Tutti in fuga da Di Maio E ora rischia la poltrona

Passano i giorni e, ora dopo ora, Luigi Di Maio resta il solo vero frontman di un Def su cui si vanno moltiplicando dubbi e perplessità.

Non ci sono, infatti, solo i timori degli euroburocrati di Bruxelles o dei mercati finanziari che, non è un mistero, con l’Italia sono mai stati teneri. Ma anche le diffidenze di buona parte del mondo produttivo del nostro Paese che stanno lentamente ma inesorabilmente facendo breccia nella Lega. Non è affatto un caso, dunque, che tutti i protagonisti della partita del Def stiano seguendo la via della prudenza. A partire da Giuseppe Conte che sa bene quanto le previsioni avanzate nella Nota al documento di politica di bilancio rischino seriamente di far saltare l’intero banco. Ecco perché, pur prigioniero di M5s e Lega, il premier ha studiato un possibile piano B nel caso lo spread andasse fuori controllo (ieri ha chiuso a 303 dopo aver toccato quota 310). Anche Giovanni Tria nelle ultime ore ha preferito la via dell’immersione, anche perché dopo avere ceduto sul rapporto deficit-Pil al 2,4% l’immagine che meglio lo racconta è quella data dall’esilarante imitazione di Maurizio Crozza («hanno preso la mia famiglia, avvertite l’Onu», è il cartello che tira fuori il ministro-ostaggio del governo). Infine Matteo Salvini. Il leader della Lega, infatti, difende sì un Def che porta anche la sua firma, ma restando non uno ma dieci passi indietro e preferendo concentrare la sua comunicazione su altri temi. Quello della sicurezza, su tutti. Ma ieri anche Riace e l’asse con Marine Le Pen. D’altra parte, non è un segreto che il sottosegretario alla presidenza del Consiglio Giancarlo Giorgetti si sia fatto in questi giorni portatore delle preoccupazioni del mondo produttivo del Nord e del Nord-Est in particolare.
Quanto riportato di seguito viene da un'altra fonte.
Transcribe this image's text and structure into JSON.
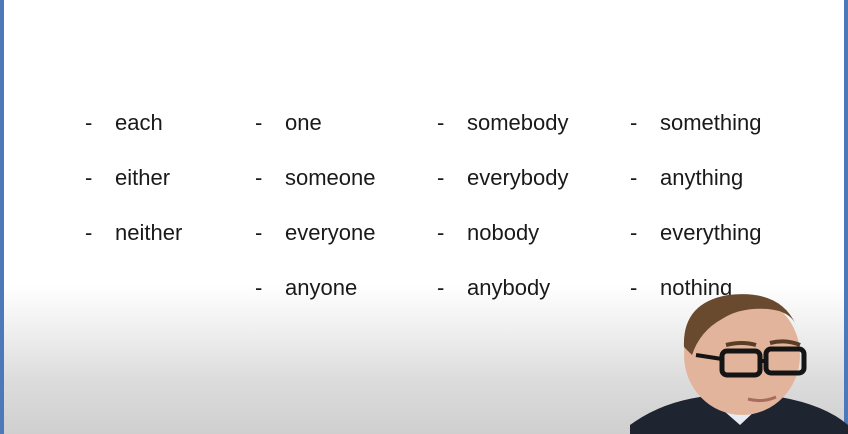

Così, Di Maio è restato l’unico in prima fila nel difendere un Def che nelle prossime settimane potrebbe fare deflagrare uno scontro con l’Ue e i mercati finanziari le cui conseguenze – anche sui risparmi degli italiani – sono imprevedibili. Insomma, per dirla con Vittorio Gassman nell’Audace colpo dei soliti ignoti, «quei quattro cornuti m’hanno rimasto solo». Una situazione ad alto rischio per il vicepremier, che per recuperare il terreno perso su Salvini in questi mesi di governo deve per forza portare a casa il reddito di cittadinanza. Per questo è disposto a giocarsi il tutto per tutto. Perché, vociferano nel Movimento, il suo ruolo di leader è sempre più in discussione. Il consenso perso a favore della Lega e le concessioni a Salvini sul fronte immigrazione lasciano molti dubbi tra i big dei Cinque stelle. A partire da Alessandro Di Battista che in privato è da qualche settimana che non lesina critiche. «Luigi si sta facendo mettere all’angolo», confidava giorni fa a un collega di partito. Una riflessione che probabilmente condivide un altro esponente di peso dei Cinque stelle come Roberto Fico. Proprio ieri il presidente della Camera era a Bruxelles dove ha incassato le lodi del commissario Pierre Moscovici che ha elogiato il suo «apprezzabile europeismo». E chissà cosa pensa Beppe Grillo. Molti, infatti, lo raccontano distante. Di certo, c’è che il video in cui il comico genovese commenta la copertina che Forbes ha riservato a Di Maio è piuttosto irridente. «C’aggia fà cu te, sì ‘nu guaglione napoletano», lo sfotte Grillo in un video che poi posta sul suo blog.

L’aria intorno a Di Maio, dunque, si sta facendo pesante. Complici anche le ripetute scivolate di Rocco Casalino, potentissimo portavoce del premier ma legato a doppio filo al ministro del Lavoro e dello Sviluppo. Si dovesse per qualche ragione imboccare la via di una crisi di governo, insomma, nel Movimento quella di Di Maio potrebbe essere la prima testa a saltare. Sarebbe lui il responsabile del fallimento, e avanti un altro per l’eventuale campagna elettorale per le Europee. Uno scenario sul quale starebbero ragionando anche negli uffici milanesi della Casaleggio Associati.